IB-style question — domain and asymptote of a log
State the vertical asymptote and domain of y = log x.
Step by step:
Only positive inputs are allowed.
As x → 0⁺, log x → −∞.
Vertical asymptote x = 0; domain x > 0.
IB-style question — transformed logarithm
State the vertical asymptote and domain of y = log(x − 3).
Step by step:
The inside must stay positive.
Asymptote where the inside is 0.
Vertical asymptote x = 3; domain x > 3.
🔒 GDC walkthrough
Step through the exact calculator keystrokes, screen by screen, in study mode.

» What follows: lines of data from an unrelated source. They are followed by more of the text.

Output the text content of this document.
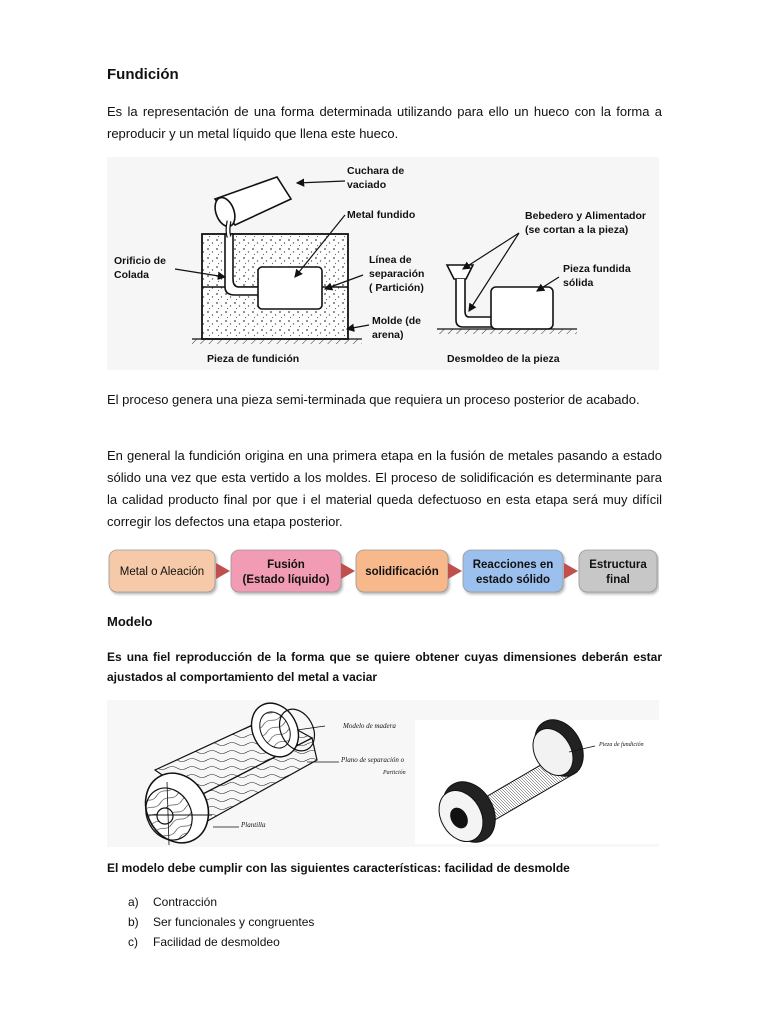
Fundición
Es la representación de una forma determinada utilizando para ello un hueco con la forma a reproducir y un metal líquido que llena este hueco.
Cuchara de vaciado
Metal fundido
Orificio de Colada
Línea de separación ( Partición)
Molde (de arena)
Pieza de fundición
Bebedero y Alimentador (se cortan a la pieza)
Pieza fundida sólida
Desmoldeo de la pieza
El proceso genera una pieza semi-terminada que requiera un proceso posterior de acabado.
En general la fundición origina en una primera etapa en la fusión de metales pasando a estado sólido una vez que esta vertido a los moldes. El proceso de solidificación es determinante para la calidad producto final por que i el material queda defectuoso en esta etapa será muy difícil corregir los defectos una etapa posterior.
Metal o Aleación
Fusión (Estado líquido)
solidificación
Reacciones en estado sólido
Estructura final
Modelo
Es una fiel reproducción de la forma que se quiere obtener cuyas dimensiones deberán estar ajustados al comportamiento del metal a vaciar
Modelo de madera
Plano de separación o
Partición
Plantilla
Pieza de fundición
El modelo debe cumplir con las siguientes características: facilidad de desmolde
a) Contracción
b) Ser funcionales y congruentes
c)	Facilidad de desmoldeo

Important: For a plain y = aˣ the asymptote is y = 0, but + c shifts it to y = c — read the constant. For logs the asymptote is the vertical line where the inside is 0 (x = h), and you can't take the log of 0 or a negative, so the domain is x > h.
Tap each card to reveal the answer.
y-intercept of y = 5ˣ (0, 1) — every aˣ passes through (0, 1) since a⁰ = 1.

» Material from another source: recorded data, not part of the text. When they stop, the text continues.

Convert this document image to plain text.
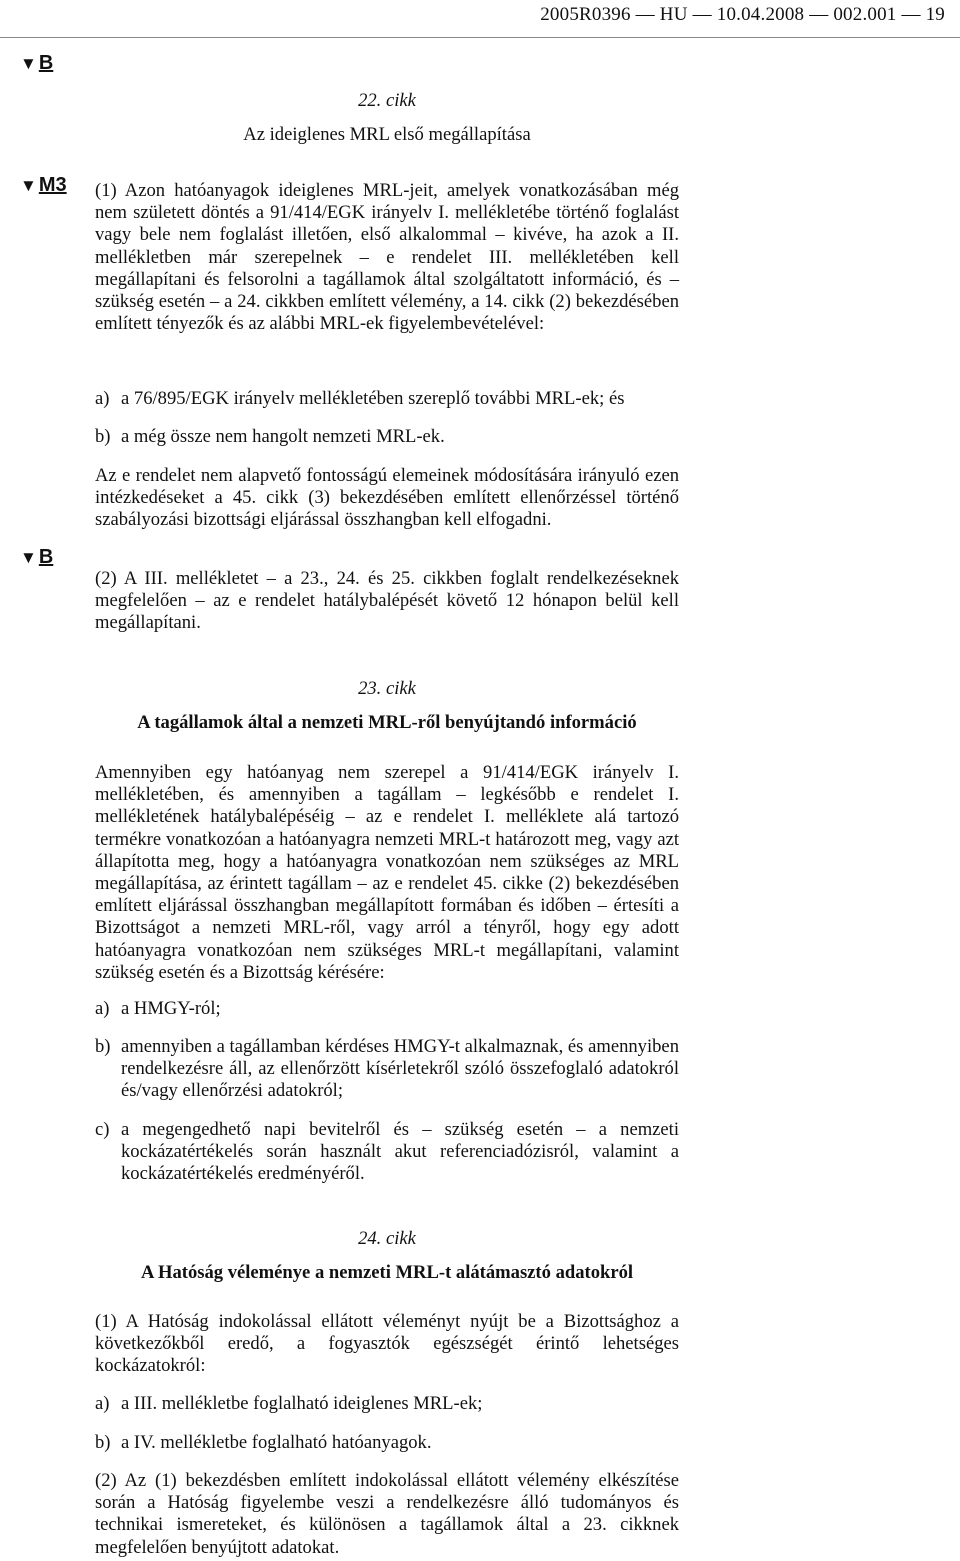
2005R0396 — HU — 10.04.2008 — 002.001 — 19
▼ B
▼ M3
▼ B

22. cikk

Az ideiglenes MRL első megállapítása

(1) Azon hatóanyagok ideiglenes MRL-jeit, amelyek vonatkozásában még nem született döntés a 91/414/EGK irányelv I. mellékletébe történő foglalást vagy bele nem foglalást illetően, első alkalommal – kivéve, ha azok a II. mellékletben már szerepelnek – e rendelet III. mellékletében kell megállapítani és felsorolni a tagállamok által szolgáltatott információ, és – szükség esetén – a 24. cikkben említett vélemény, a 14. cikk (2) bekezdésében említett tényezők és az alábbi MRL-ek figyelembevételével:

a) a 76/895/EGK irányelv mellékletében szereplő további MRL-ek; és
b) a még össze nem hangolt nemzeti MRL-ek.

Az e rendelet nem alapvető fontosságú elemeinek módosítására irányuló ezen intézkedéseket a 45. cikk (3) bekezdésében említett ellenőrzéssel történő szabályozási bizottsági eljárással összhangban kell elfogadni.

(2) A III. mellékletet – a 23., 24. és 25. cikkben foglalt rendelkezéseknek megfelelően – az e rendelet hatálybalépését követő 12 hónapon belül kell megállapítani.

23. cikk

A tagállamok által a nemzeti MRL-ről benyújtandó információ

Amennyiben egy hatóanyag nem szerepel a 91/414/EGK irányelv I. mellékletében, és amennyiben a tagállam – legkésőbb e rendelet I. mellékletének hatálybalépéséig – az e rendelet I. melléklete alá tartozó termékre vonatkozóan a hatóanyagra nemzeti MRL-t határozott meg, vagy azt állapította meg, hogy a hatóanyagra vonatkozóan nem szükséges az MRL megállapítása, az érintett tagállam – az e rendelet 45. cikke (2) bekezdésében említett eljárással összhangban megállapított formában és időben – értesíti a Bizottságot a nemzeti MRL-ről, vagy arról a tényről, hogy egy adott hatóanyagra vonatkozóan nem szükséges MRL-t megállapítani, valamint szükség esetén és a Bizottság kérésére:

a) a HMGY-ról;
b) amennyiben a tagállamban kérdéses HMGY-t alkalmaznak, és amennyiben rendelkezésre áll, az ellenőrzött kísérletekről szóló összefoglaló adatokról és/vagy ellenőrzési adatokról;
c) a megengedhető napi bevitelről és – szükség esetén – a nemzeti kockázatértékelés során használt akut referenciadózisról, valamint a kockázatértékelés eredményéről.

24. cikk

A Hatóság véleménye a nemzeti MRL-t alátámasztó adatokról

(1) A Hatóság indokolással ellátott véleményt nyújt be a Bizottsághoz a következőkből eredő, a fogyasztók egészségét érintő lehetséges kockázatokról:

a) a III. mellékletbe foglalható ideiglenes MRL-ek;
b) a IV. mellékletbe foglalható hatóanyagok.

(2) Az (1) bekezdésben említett indokolással ellátott vélemény elkészítése során a Hatóság figyelembe veszi a rendelkezésre álló tudományos és technikai ismereteket, és különösen a tagállamok által a 23. cikknek megfelelően benyújtott adatokat.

Asymptote of y = 2ˣ − 4 y = −4 — the − 4 shifts the whole curve down, so it levels off at y = −4.
Does y = 3ˣ grow or decay? Grows — the base 3 > 1. (0 < a < 1 would decay.)

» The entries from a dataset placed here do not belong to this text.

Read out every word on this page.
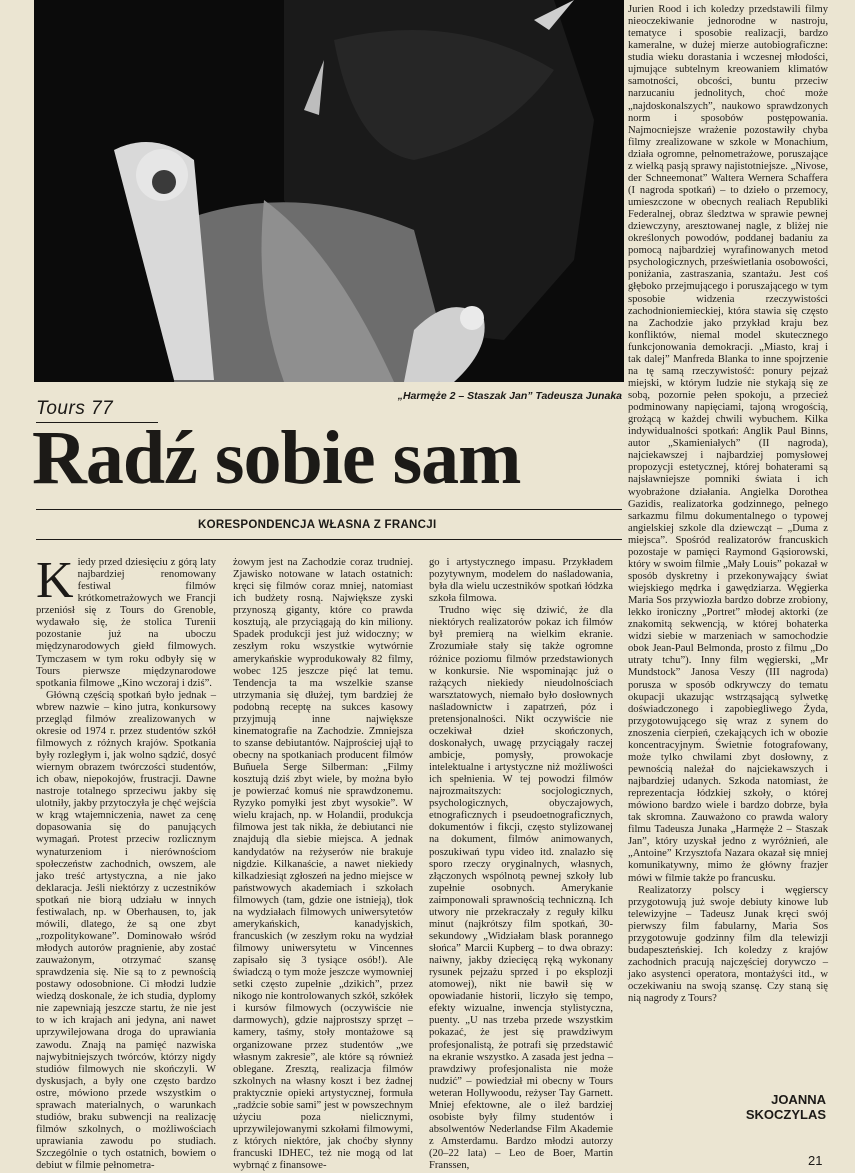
„Harmęże 2 – Staszak Jan” Tadeusza Junaka
Tours 77
Radź sobie sam
KORESPONDENCJA WŁASNA Z FRANCJI
K iedy przed dziesięciu z górą laty najbardziej renomowany festiwal filmów krótkometrażowych we Francji przeniósł się z Tours do Grenoble, wydawało się, że stolica Turenii pozostanie już na uboczu międzynarodowych giełd filmowych. Tymczasem w tym roku odbyły się w Tours pierwsze międzynarodowe spotkania filmowe „Kino wczoraj i dziś”.

Główną częścią spotkań było jednak – wbrew nazwie – kino jutra, konkursowy przegląd filmów zrealizowanych w okresie od 1974 r. przez studentów szkół filmowych z różnych krajów. Spotkania były rozległym i, jak wolno sądzić, dosyć wiernym obrazem twórczości studentów, ich obaw, niepokojów, frustracji. Dawne nastroje totalnego sprzeciwu jakby się ulotniły, jakby przytoczyła je chęć wejścia w krąg wtajemniczenia, nawet za cenę dopasowania się do panujących wymagań. Protest przeciw rozlicznym wynaturzeniom i nierównościom społeczeństw zachodnich, owszem, ale jako treść artystyczna, a nie jako deklaracja. Jeśli niektórzy z uczestników spotkań nie biorą udziału w innych festiwalach, np. w Oberhausen, to, jak mówili, dlatego, że są one zbyt „rozpolitykowane”. Dominowało wśród młodych autorów pragnienie, aby zostać zauważonym, otrzymać szansę sprawdzenia się. Nie są to z pewnością postawy odosobnione. Ci młodzi ludzie wiedzą doskonale, że ich studia, dyplomy nie zapewniają jeszcze startu, że nie jest to w ich krajach ani jedyna, ani nawet uprzywilejowana droga do uprawiania zawodu. Znają na pamięć nazwiska najwybitniejszych twórców, którzy nigdy studiów filmowych nie skończyli. W dyskusjach, a były one często bardzo ostre, mówiono przede wszystkim o sprawach materialnych, o warunkach studiów, braku subwencji na realizację filmów szkolnych, o możliwościach uprawiania zawodu po studiach. Szczególnie o tych ostatnich, bowiem o debiut w filmie pełnometra-

żowym jest na Zachodzie coraz trudniej. Zjawisko notowane w latach ostatnich: kręci się filmów coraz mniej, natomiast ich budżety rosną. Największe zyski przynoszą giganty, które co prawda kosztują, ale przyciągają do kin miliony. Spadek produkcji jest już widoczny; w zeszłym roku wszystkie wytwórnie amerykańskie wyprodukowały 82 filmy, wobec 125 jeszcze pięć lat temu. Tendencja ta ma wszelkie szanse utrzymania się dłużej, tym bardziej że podobną receptę na sukces kasowy przyjmują inne największe kinematografie na Zachodzie. Zmniejsza to szanse debiutantów. Najprościej ujął to obecny na spotkaniach producent filmów Buñuela Serge Silberman: „Filmy kosztują dziś zbyt wiele, by można było je powierzać komuś nie sprawdzonemu. Ryzyko pomyłki jest zbyt wysokie”. W wielu krajach, np. w Holandii, produkcja filmowa jest tak nikła, że debiutanci nie znajdują dla siebie miejsca. A jednak kandydatów na reżyserów nie brakuje nigdzie. Kilkanaście, a nawet niekiedy kilkadziesiąt zgłoszeń na jedno miejsce w państwowych akademiach i szkołach filmowych (tam, gdzie one istnieją), tłok na wydziałach filmowych uniwersytetów amerykańskich, kanadyjskich, francuskich (w zeszłym roku na wydział filmowy uniwersytetu w Vincennes zapisało się 3 tysiące osób!). Ale świadczą o tym może jeszcze wymowniej setki często zupełnie „dzikich”, przez nikogo nie kontrolowanych szkół, szkółek i kursów filmowych (oczywiście nie darmowych), gdzie najprostszy sprzęt – kamery, taśmy, stoły montażowe są organizowane przez studentów „we własnym zakresie”, ale które są również oblegane. Zresztą, realizacja filmów szkolnych na własny koszt i bez żadnej praktycznie opieki artystycznej, formuła „radźcie sobie sami” jest w powszechnym użyciu poza nielicznymi, uprzywilejowanymi szkołami filmowymi, z których niektóre, jak choćby słynny francuski IDHEC, też nie mogą od lat wybrnąć z finansowe-

go i artystycznego impasu. Przykładem pozytywnym, modelem do naśladowania, była dla wielu uczestników spotkań łódzka szkoła filmowa.

Trudno więc się dziwić, że dla niektórych realizatorów pokaz ich filmów był premierą na wielkim ekranie. Zrozumiałe stały się także ogromne różnice poziomu filmów przedstawionych w konkursie. Nie wspominając już o rażących niekiedy nieudolnościach warsztatowych, niemało było dosłownych naśladownictw i zapatrzeń, póz i pretensjonalności. Nikt oczywiście nie oczekiwał dzieł skończonych, doskonałych, uwagę przyciągały raczej ambicje, pomysły, prowokacje intelektualne i artystyczne niż możliwości ich spełnienia. W tej powodzi filmów najrozmaitszych: socjologicznych, psychologicznych, obyczajowych, etnograficznych i pseudoetnograficznych, dokumentów i fikcji, często stylizowanej na dokument, filmów animowanych, poszukiwań typu video itd. znalazło się sporo rzeczy oryginalnych, własnych, złączonych wspólnotą pewnej szkoły lub zupełnie osobnych. Amerykanie zaimponowali sprawnością techniczną. Ich utwory nie przekraczały z reguły kilku minut (najkrótszy film spotkań, 30-sekundowy „Widziałam blask porannego słońca” Marcii Kupberg – to dwa obrazy: naiwny, jakby dziecięcą ręką wykonany rysunek pejzażu sprzed i po eksplozji atomowej), nikt nie bawił się w opowiadanie historii, liczyło się tempo, efekty wizualne, inwencja stylistyczna, puenty. „U nas trzeba przede wszystkim pokazać, że jest się prawdziwym profesjonalistą, że potrafi się przedstawić na ekranie wszystko. A zasada jest jedna – prawdziwy profesjonalista nie może nudzić” – powiedział mi obecny w Tours weteran Hollywoodu, reżyser Tay Garnett. Mniej efektowne, ale o ileż bardziej osobiste były filmy studentów i absolwentów Nederlandse Film Akademie z Amsterdamu. Bardzo młodzi autorzy (20–22 lata) – Leo de Boer, Martin Franssen,

Jurien Rood i ich koledzy przedstawili filmy nieoczekiwanie jednorodne w nastroju, tematyce i sposobie realizacji, bardzo kameralne, w dużej mierze autobiograficzne: studia wieku dorastania i wczesnej młodości, ujmujące subtelnym kreowaniem klimatów samotności, obcości, buntu przeciw narzucaniu jednolitych, choć może „najdoskonalszych”, naukowo sprawdzonych norm i sposobów postępowania. Najmocniejsze wrażenie pozostawiły chyba filmy zrealizowane w szkole w Monachium, działa ogromne, pełnometrażowe, poruszające z wielką pasją sprawy najistotniejsze. „Nivose, der Schneemonat” Waltera Wernera Schaffera (I nagroda spotkań) – to dzieło o przemocy, umieszczone w obecnych realiach Republiki Federalnej, obraz śledztwa w sprawie pewnej dziewczyny, aresztowanej nagle, z bliżej nie określonych powodów, poddanej badaniu za pomocą najbardziej wyrafinowanych metod psychologicznych, prześwietlania osobowości, poniżania, zastraszania, szantażu. Jest coś głęboko przejmującego i poruszającego w tym sposobie widzenia rzeczywistości zachodnioniemieckiej, która stawia się często na Zachodzie jako przykład kraju bez konfliktów, niemal model skutecznego funkcjonowania demokracji. „Miasto, kraj i tak dalej” Manfreda Blanka to inne spojrzenie na tę samą rzeczywistość: ponury pejzaż miejski, w którym ludzie nie stykają się ze sobą, pozornie pełen spokoju, a przecież podminowany napięciami, tajoną wrogością, grożącą w każdej chwili wybuchem. Kilka indywidualności spotkań: Anglik Paul Binns, autor „Skamieniałych” (II nagroda), najciekawszej i najbardziej pomysłowej propozycji estetycznej, której bohaterami są najsławniejsze pomniki świata i ich wyobrażone działania. Angielka Dorothea Gazidis, realizatorka godzinnego, pełnego sarkazmu filmu dokumentalnego o typowej angielskiej szkole dla dziewcząt – „Duma z miejsca”. Spośród realizatorów francuskich pozostaje w pamięci Raymond Gąsiorowski, który w swoim filmie „Mały Louis” pokazał w sposób dyskretny i przekonywający świat wiejskiego mędrka i gawędziarza. Węgierka Maria Sos przywiozła bardzo dobrze zrobiony, lekko ironiczny „Portret” młodej aktorki (ze znakomitą sekwencją, w której bohaterka widzi siebie w marzeniach w samochodzie obok Jean-Paul Belmonda, prosto z filmu „Do utraty tchu”). Inny film węgierski, „Mr Mundstock” Janosa Veszy (III nagroda) porusza w sposób odkrywczy do tematu okupacji ukazując wstrząsającą sylwetkę doświadczonego i zapobiegliwego Żyda, przygotowującego się wraz z synem do znoszenia cierpień, czekających ich w obozie koncentracyjnym. Świetnie fotografowany, może tylko chwilami zbyt dosłowny, z pewnością należał do najciekawszych i najbardziej udanych. Szkoda natomiast, że reprezentacja łódzkiej szkoły, o której mówiono bardzo wiele i bardzo dobrze, była tak skromna. Zauważono co prawda walory filmu Tadeusza Junaka „Harmęże 2 – Staszak Jan”, który uzyskał jedno z wyróżnień, ale „Antoine” Krzysztofa Nazara okazał się mniej komunikatywny, mimo że główny frazjer mówi w filmie także po francusku.

Realizatorzy polscy i węgierscy przygotowują już swoje debiuty kinowe lub telewizyjne – Tadeusz Junak kręci swój pierwszy film fabularny, Maria Sos przygotowuje godzinny film dla telewizji budapeszteńskiej. Ich koledzy z krajów zachodnich pracują najczęściej dorywczo – jako asystenci operatora, montażyści itd., w oczekiwaniu na swoją szansę. Czy staną się nią nagrody z Tours?

JOANNA
SKOCZYLAS
21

Domain of y = log x x > 0 — you can only log positive numbers; there's no y-intercept.
y = logₐx is the inverse of which graph? y = aˣ — reflect aˣ in the line y = x to get logₐx.
Vertical asymptote of y = log(x + 1) x = −1 — the inside is 0 when x = −1, and the domain is x > −1.
Exam Tips
- y = aˣ: through (0, 1), range y > 0, asymptote y = 0 — a > 1 grows, 0 < a < 1 decays.
- y = logₐx: through (1, 0), asymptote x = 0, domain x > 0 — the inverse of aˣ (reflect in y = x).
- A + c on an exponential lifts the horizontal asymptote to y = c; logₐ(x − h) moves the vertical asymptote to x = h.
- For models A₀·bᵗ: A₀ is the value at t = 0; substitute t to find a value, solve for t to find a time.
- Paper 2: just type the model into the GDC and read off the value — no algebra required.